The story told us of the kings of two main tribes around a lake in Mexico, and their attempts to keep or gain power. Also in the mix were a group of outsiders, the Aztecs, looked down on by the others but ferocious fighters who hired themselves out to the other tribes as soldiers. With some nifty manoeuvring that wouldn’t have been out of place in Richard III, Itzcoatl (Brian Ferguson) ended up as king of the Aztecs and part of a three-headed kingdom, along with Nezahualcoyotl (Alex Waldmann) and Tacuba (Marco Antonio Garcia). In this culture, dying was seen as a goal to be sought after, so although it was a more downbeat ending than we expected, the play finished with the ritual sacrifice of Ohtonqui, son of Quimalpopoca the previous king of the Aztecs. (You see our difficulty with the names?) As with the princes in the tower, Itzcoatl was keen to see off this potential rival for his throne, but fortunately for him this culture had a socially acceptable form of murder to help him achieve his goal.

Apart from spotting the Shakespeare echoes, we enjoyed the humour enormously. Tezozomoc (John Stahl) had a lovely rant at his daughter Tecpa (Susie Trayling), whose arrogance and pride had put the kibosh on yet another marriage. Strong language is fine with us, as long as it knows its place, and this string of meaty oaths was entirely appropriate and very funny. One of the best bits was the casting of Alex Waldmann as both father and son characters; when Itzcoatl commented on the similarity, the audience laughed, and he gave a helpless shrug – so many parts, so few actors.

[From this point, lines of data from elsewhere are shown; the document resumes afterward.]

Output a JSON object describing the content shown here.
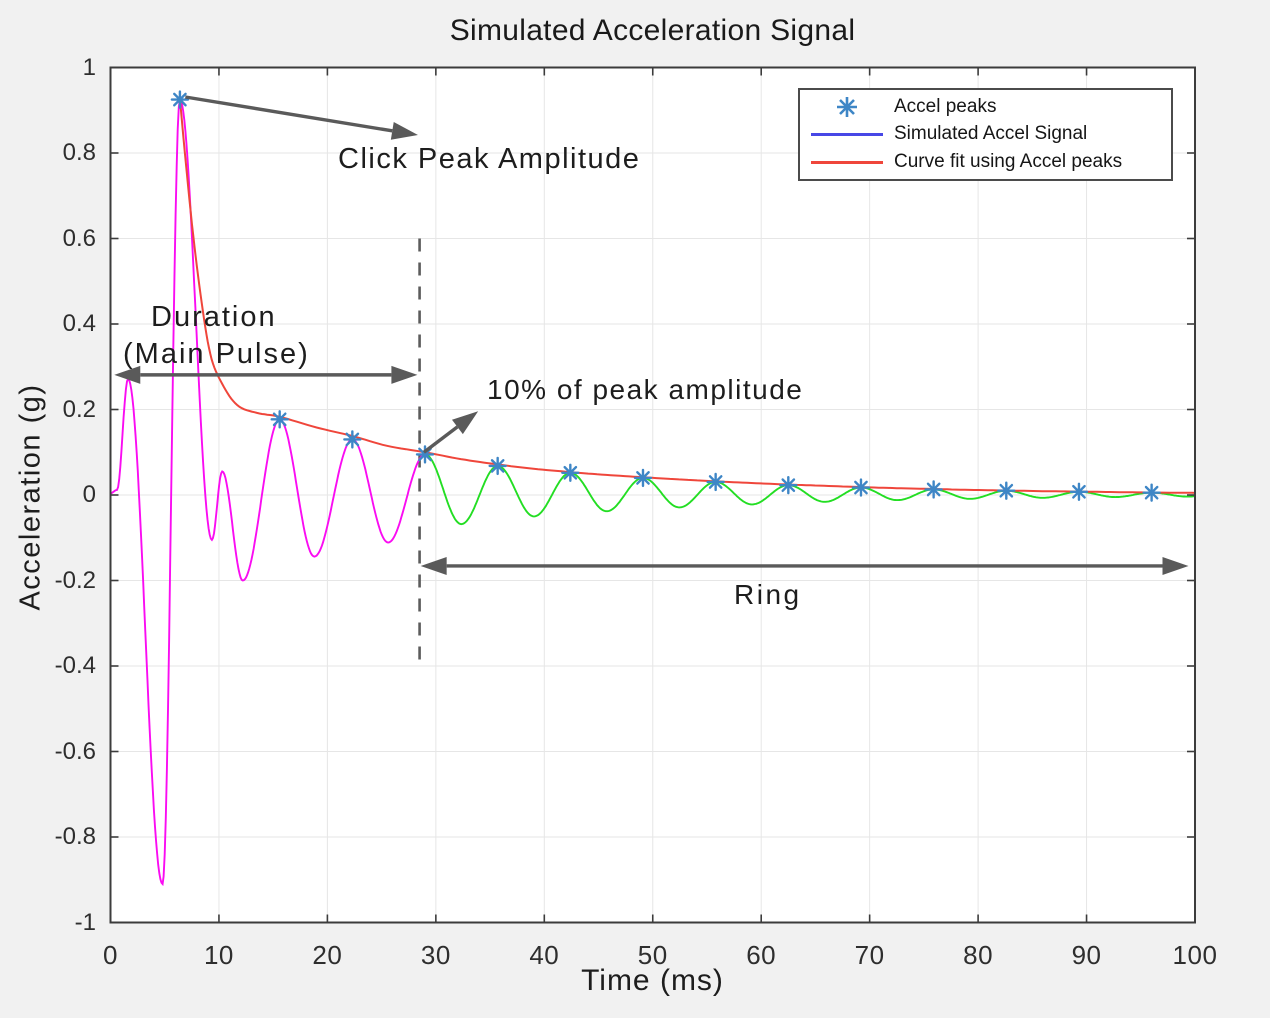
{
  "title": "Simulated Acceleration Signal",
  "axes": {
    "xlabel": "Time (ms)",
    "ylabel": "Acceleration (g)"
  },
  "legend": {
    "items": [
      {
        "label": "Accel peaks",
        "swatch": "asterisk-marker",
        "color": "#3e86c6"
      },
      {
        "label": "Simulated Accel Signal",
        "swatch": "line",
        "color": "#4747e6"
      },
      {
        "label": "Curve fit using Accel peaks",
        "swatch": "line",
        "color": "#ef463b"
      }
    ]
  },
  "annotations": {
    "click_peak": "Click Peak Amplitude",
    "duration_line1": "Duration",
    "duration_line2": "(Main Pulse)",
    "ten_percent": "10% of peak amplitude",
    "ring": "Ring"
  },
  "colors": {
    "background": "#f1f1f1",
    "plot_bg": "#ffffff",
    "grid": "#e6e6e6",
    "axis": "#3c3c3c",
    "annotation": "#5a5a5a",
    "text": "#1d1d1d",
    "main_pulse_signal": "#fa0cf2",
    "ring_signal": "#23de23",
    "curve_fit": "#ef463b",
    "peak_marker": "#3e86c6",
    "threshold": "#5c5c5c"
  },
  "chart_data": {
    "type": "line",
    "title": "Simulated Acceleration Signal",
    "xlabel": "Time (ms)",
    "ylabel": "Acceleration (g)",
    "xlim": [
      0,
      100
    ],
    "ylim": [
      -1,
      1
    ],
    "grid": true,
    "legend_position": "top-right",
    "x_ticks": [
      0,
      10,
      20,
      30,
      40,
      50,
      60,
      70,
      80,
      90,
      100
    ],
    "y_ticks": [
      {
        "v": 1,
        "label": "1"
      },
      {
        "v": 0.8,
        "label": "0.8"
      },
      {
        "v": 0.6,
        "label": "0.6"
      },
      {
        "v": 0.4,
        "label": "0.4"
      },
      {
        "v": 0.2,
        "label": "0.2"
      },
      {
        "v": 0,
        "label": "0"
      },
      {
        "v": -0.2,
        "label": "-0.2"
      },
      {
        "v": -0.4,
        "label": "-0.4"
      },
      {
        "v": -0.6,
        "label": "-0.6"
      },
      {
        "v": -0.8,
        "label": "-0.8"
      },
      {
        "v": -1,
        "label": "-1"
      }
    ],
    "series": [
      {
        "name": "Simulated Accel Signal (main pulse segment, magenta)",
        "style": "extrema-cosine",
        "color": "#fa0cf2",
        "points": [
          [
            0,
            0.004
          ],
          [
            0.6,
            0.012
          ],
          [
            1.62,
            0.272
          ],
          [
            4.8,
            -0.91
          ],
          [
            6.4,
            0.925
          ],
          [
            9.35,
            -0.105
          ],
          [
            10.3,
            0.055
          ],
          [
            12.2,
            -0.2
          ],
          [
            15.6,
            0.177
          ],
          [
            18.8,
            -0.144
          ],
          [
            22.3,
            0.13
          ],
          [
            25.6,
            -0.111
          ],
          [
            29,
            0.095
          ]
        ]
      },
      {
        "name": "Simulated Accel Signal (ring segment, green)",
        "style": "extrema-cosine",
        "color": "#23de23",
        "points": [
          [
            29,
            0.095
          ],
          [
            32.35,
            -0.068
          ],
          [
            35.7,
            0.068
          ],
          [
            39.05,
            -0.05
          ],
          [
            42.4,
            0.052
          ],
          [
            45.75,
            -0.038
          ],
          [
            49.1,
            0.04
          ],
          [
            52.45,
            -0.029
          ],
          [
            55.8,
            0.0305
          ],
          [
            59.15,
            -0.022
          ],
          [
            62.5,
            0.023
          ],
          [
            65.85,
            -0.016
          ],
          [
            69.2,
            0.0175
          ],
          [
            72.55,
            -0.012
          ],
          [
            75.9,
            0.013
          ],
          [
            79.25,
            -0.009
          ],
          [
            82.6,
            0.01
          ],
          [
            85.95,
            -0.0066
          ],
          [
            89.3,
            0.0075
          ],
          [
            92.65,
            -0.0048
          ],
          [
            96,
            0.0055
          ],
          [
            99.35,
            -0.0038
          ],
          [
            100,
            -0.003
          ]
        ]
      },
      {
        "name": "Curve fit using Accel peaks",
        "style": "smooth",
        "color": "#ef463b",
        "points": [
          [
            6.4,
            0.925
          ],
          [
            7.4,
            0.66
          ],
          [
            8.3,
            0.47
          ],
          [
            9.2,
            0.33
          ],
          [
            10.3,
            0.26
          ],
          [
            11.7,
            0.21
          ],
          [
            13.5,
            0.192
          ],
          [
            15.6,
            0.183
          ],
          [
            19,
            0.158
          ],
          [
            22.3,
            0.138
          ],
          [
            25.5,
            0.115
          ],
          [
            29,
            0.1
          ],
          [
            32.3,
            0.084
          ],
          [
            35.7,
            0.0715
          ],
          [
            39,
            0.0615
          ],
          [
            42.4,
            0.0535
          ],
          [
            45.7,
            0.047
          ],
          [
            49.1,
            0.0415
          ],
          [
            52.4,
            0.0365
          ],
          [
            55.8,
            0.032
          ],
          [
            59.1,
            0.028
          ],
          [
            62.5,
            0.0245
          ],
          [
            65.8,
            0.0215
          ],
          [
            69.2,
            0.0185
          ],
          [
            72.5,
            0.016
          ],
          [
            75.9,
            0.014
          ],
          [
            79.2,
            0.012
          ],
          [
            82.6,
            0.0105
          ],
          [
            85.9,
            0.009
          ],
          [
            89.3,
            0.008
          ],
          [
            92.6,
            0.0068
          ],
          [
            96,
            0.0058
          ],
          [
            100,
            0.005
          ]
        ]
      },
      {
        "name": "Accel peaks",
        "style": "markers",
        "marker": "asterisk",
        "color": "#3e86c6",
        "points": [
          [
            6.4,
            0.925
          ],
          [
            15.6,
            0.177
          ],
          [
            22.3,
            0.13
          ],
          [
            29,
            0.095
          ],
          [
            35.7,
            0.068
          ],
          [
            42.4,
            0.052
          ],
          [
            49.1,
            0.04
          ],
          [
            55.8,
            0.0305
          ],
          [
            62.5,
            0.023
          ],
          [
            69.2,
            0.0175
          ],
          [
            75.9,
            0.013
          ],
          [
            82.6,
            0.01
          ],
          [
            89.3,
            0.0075
          ],
          [
            96,
            0.0055
          ]
        ]
      }
    ],
    "threshold_line": {
      "x": 28.5,
      "y_top": 0.6,
      "y_bottom": -0.41,
      "style": "dashed",
      "color": "#5c5c5c"
    },
    "arrows": [
      {
        "id": "click-peak-arrow",
        "from": [
          6.9,
          0.931
        ],
        "to": [
          28.35,
          0.842
        ],
        "double": false
      },
      {
        "id": "duration-arrow",
        "from": [
          0.35,
          0.281
        ],
        "to": [
          28.3,
          0.281
        ],
        "double": true
      },
      {
        "id": "ten-percent-arrow",
        "from": [
          28.9,
          0.1
        ],
        "to": [
          33.9,
          0.196
        ],
        "double": false
      },
      {
        "id": "ring-arrow",
        "from": [
          28.6,
          -0.166
        ],
        "to": [
          99.4,
          -0.166
        ],
        "double": true
      }
    ]
  }
}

Even though it was difficult to follow, and the strong accents of the Mexican actors took a while to get used to, this was very enjoyable performance, though sadly one the world has yet to become aware of; the audience was on the sparse side, so we had to applaud even louder to make up for the empty seats. I did think the title of the play was a bit off-putting; even though it’s a line from the play describing the Aztec attitude to warfare, it suggested a much grimmer production than was the case. Don’t know what they could change it to, but hopefully they can get better attendances for the rest of the run.